28 mégapoles de plus de 10 millions d’habitants ont poussé un peu partout dans le monde, selon l’ONU. Un chiffre qui a triplé depuis 1990 et qui va encore gonfler : en 2050, 75 % de la population mondiale sera urbaine. Face à ce constat, les villes tentent de limiter leur empreinte écologique en créant des écoquartiers. Mais comment faire ? Tout raser pour tout reconstruire ou bien partir de zéro ? En France, Lyon teste les deux méthodes. Reportage.
C’était la dernière barre des “Mille”. Une tour grisâtre de 45 mètres de haut qui abritait 339 familles. Elle a été démolie le 2 juillet dernier, marquant ainsi un tournant dans la transformation du quartier de La Duchère, à Lyon.
Construite dans les années 60, au nord-ouest de la ville, la Duchère ne représentait jusqu’alors qu’un vaste ensemble de barres d’immeubles. HLM, immigration, chômage, insécurité. Voilà à quoi pensaient les Lyonnais quand ils levaient les yeux vers ce quartier du 9ème arrondissement de Lyon, juché sur la troisième plus haute colline de la ville.
“Régénérer la ville sur elle-même”
Mais depuis 2003, la cité populaire s’est transformée en écoquartier labellisé1. Des immeubles à taille humaine, ne dépassant pas sept étages, avec balcons, jardins et places de parking en sous-sol, ont remplacé les tours. Ils sont tous situés à moins de 150 m d’un arrêt de bus et 3,2 km de pistes cyclables ont été créés. On compte aussi un hectare de toitures végétalisées. Et près de 5 000 logements sont raccordés au réseau de chauffage urbain biomasse. Enfin, le parc du Vallon, poumon vert du quartier, a entièrement été réaménagé.
“Le défi était de régénérer la ville sur elle-même”, résume Michel Le Faou, président de l’agence d’urbanisme de Lyon, adjoint au maire de Lyon et vice-président de la métropole de Lyon, lors d’une visite guidée organisée pendant le sommet mondial Climat et Territoires. Au total, 1 754 logements seront démolis puis reconstruits d’ici à 2018. Et qui dit démolition dit évacuation des habitants concernés. Depuis 2003, 1 570 familles ont dû être relogées.
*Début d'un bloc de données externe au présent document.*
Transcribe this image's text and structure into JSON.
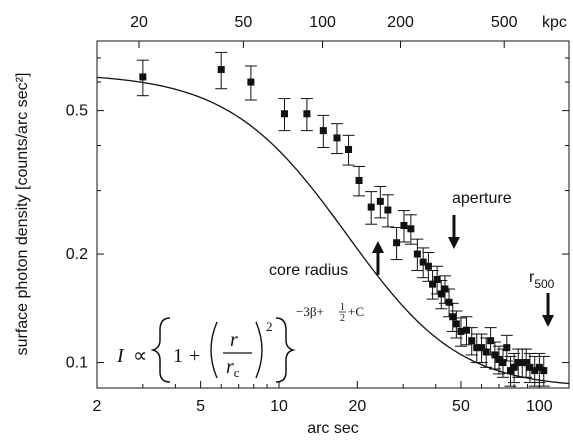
{
  "chart_data": {
    "type": "scatter",
    "xlabel": "arc sec",
    "ylabel": "surface photon density   [counts/arc sec²]",
    "x_scale": "log",
    "y_scale": "log",
    "xlim": [
      2,
      130
    ],
    "ylim": [
      0.085,
      0.78
    ],
    "x_ticks": [
      2,
      5,
      10,
      20,
      50,
      100
    ],
    "y_ticks": [
      0.1,
      0.2,
      0.5
    ],
    "top_axis": {
      "label": "kpc",
      "ticks": [
        20,
        50,
        100,
        200,
        500
      ],
      "tick_positions_arcsec": [
        2.9,
        7.3,
        14.7,
        29.3,
        73.3
      ]
    },
    "grid": false,
    "series": [
      {
        "type": "errorbar",
        "x": [
          3.0,
          6.0,
          7.8,
          10.5,
          12.8,
          14.8,
          16.7,
          18.5,
          20.3,
          22.6,
          24.5,
          26.2,
          28.3,
          30.2,
          32.1,
          34.0,
          35.8,
          37.5,
          38.9,
          40.5,
          42.0,
          43.4,
          45.0,
          46.5,
          48.0,
          50.0,
          52.5,
          55.0,
          57.5,
          60.0,
          62.5,
          65.0,
          67.5,
          70.0,
          72.5,
          75.0,
          77.5,
          80.0,
          83.0,
          86.0,
          89.0,
          92.0,
          96.0,
          100.0,
          104.0
        ],
        "y": [
          0.62,
          0.65,
          0.6,
          0.49,
          0.49,
          0.44,
          0.42,
          0.39,
          0.32,
          0.27,
          0.28,
          0.265,
          0.215,
          0.24,
          0.235,
          0.2,
          0.19,
          0.185,
          0.165,
          0.17,
          0.155,
          0.16,
          0.147,
          0.134,
          0.128,
          0.122,
          0.123,
          0.115,
          0.11,
          0.11,
          0.107,
          0.115,
          0.105,
          0.102,
          0.1,
          0.11,
          0.095,
          0.097,
          0.1,
          0.1,
          0.1,
          0.097,
          0.095,
          0.097,
          0.095
        ],
        "yerr": [
          0.07,
          0.075,
          0.065,
          0.05,
          0.05,
          0.045,
          0.04,
          0.037,
          0.03,
          0.028,
          0.028,
          0.027,
          0.022,
          0.024,
          0.022,
          0.02,
          0.018,
          0.017,
          0.015,
          0.015,
          0.014,
          0.014,
          0.013,
          0.012,
          0.011,
          0.011,
          0.011,
          0.01,
          0.01,
          0.01,
          0.01,
          0.01,
          0.009,
          0.009,
          0.009,
          0.009,
          0.009,
          0.009,
          0.009,
          0.009,
          0.009,
          0.009,
          0.009,
          0.009,
          0.009
        ]
      },
      {
        "type": "line",
        "model": "beta",
        "r_c": 12.0,
        "beta": 0.545,
        "C": 0.0,
        "norm": 0.635,
        "baseline": 0.085
      }
    ],
    "annotations": [
      {
        "text": "core radius",
        "arrow": "up",
        "x": 24.0
      },
      {
        "text": "aperture",
        "arrow": "down",
        "x": 47.0
      },
      {
        "text": "r",
        "subscript": "500",
        "arrow": "down",
        "x": 108.0
      }
    ],
    "formula": {
      "lhs": "I",
      "prop": "∝",
      "one": "1",
      "plus": "+",
      "num": "r",
      "den": "r",
      "den_sub": "c",
      "outer_exp": "2",
      "exponent": "−3β+½+C",
      "exp_part1": "−3β+",
      "exp_num": "1",
      "exp_den": "2",
      "exp_part2": "+C"
    }
  }
}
Mais seulement 47 % d’entre elles ont retrouvé un toit à la Duchère.
L’objectif affiché par la municipalité était clair : en lançant ces travaux de rénovation, elle souhaitait rééquilibrer la mixité sociale au sein d’un quartier qui comptait jusqu’à présent 80 % de logements sociaux. Grâce à un accès facilité à la propriété, ce taux est aujourd’hui de 60 % et devrait passer à 54 % en 2018.
Après deux années d’immersion, Sarah Rojon, doctorante en sociologie, a publié une enquête, commandée par la mission Lyon Duchère en 2010. Elle a alerté sur les “frontières symboliques” et “les dissensions” qui pouvaient naître entre le nouveau centre du quartier, entièrement rénové, et le reste de la cité.
Prolonger le centre-ville
Au sud de Lyon, ce sont d’autres questions qui préoccupent les urbanistes de l’écoquartier de la Confluence. Situé sur la presqu’’île lyonnaise, entre le Rhône et la Saône, cet espace de 150 hectares se veut un trait d’union avec le centre-ville, séparé par la gare de Perrache.
Jusque-là, les barrières de la voie ferrée et de l’autoroute A7 rendaient le quartier peu attractif et peu accessible. Occupé principalement par des ouvriers, il hébergeait l’ancienne zone portuaire, des activités industrielles et le marché de gros. Depuis 2003, la Confluence fait peau neuve et, ici, contrairement à La Duchère, tout, ou presque, est à bâtir.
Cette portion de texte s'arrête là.